The survey also suggests which types of physicians are in the most demand as temporary practitioners. Number one on the list are primary care physicians such as family doctors and general internists, closely followed by psychiatrists and other behavioral health specialists. Twenty percent of the positions Staff Care was asked to fill in the last year were for primary care doctors, 19 percent for behavioral care providers, 16 percent for anesthesia providers, 10 percent for hospitalists and 8 percent for surgeons. According to Ebner, the number of physicians trained in the U.S. has remained flat for over 20 years, while the population has aged and grown by some 50 million people. Shortages are greatest in primary care, but span the spectrum of other specialties, he notes.

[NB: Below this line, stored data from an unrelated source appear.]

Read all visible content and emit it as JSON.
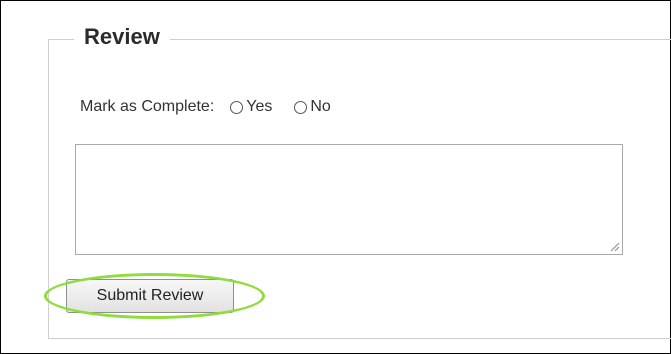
{
  "review": {
    "legend": "Review",
    "complete_label": "Mark as Complete:",
    "options": [
      {
        "label": "Yes"
      },
      {
        "label": "No"
      }
    ],
    "comment_value": "",
    "submit_label": "Submit Review"
  },
  "annotation": {
    "color": "#8fdc3c"
  }
}
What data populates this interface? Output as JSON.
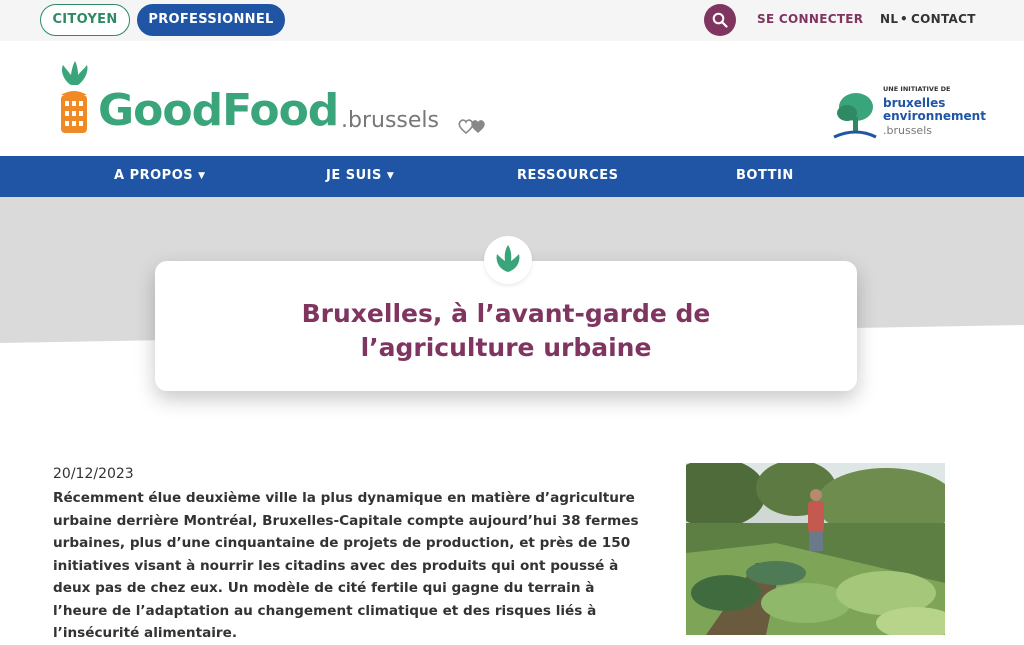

Included in the survey is a poll of physicians who work on a temporary basis, asking about their experiences. Ninety-seven percent of physicians indicated they are accepted by patients on their temporary assignments and 84 percent said they are accepted by physician colleagues, suggesting that temporary physicians have become a customary part of the physician landscape. Eighty-one percent of physicians said that temporary practice is either as satisfying or more satisfying than permanent practice.
"Temporary practice is an increasingly popular alternative for many doctors who are tired of the reimbursement, malpractice, and bureaucratic challenges they face today," Ebner says. "It reduces the hassles and allows doctors to do what they do best, which is to provide superior patient care."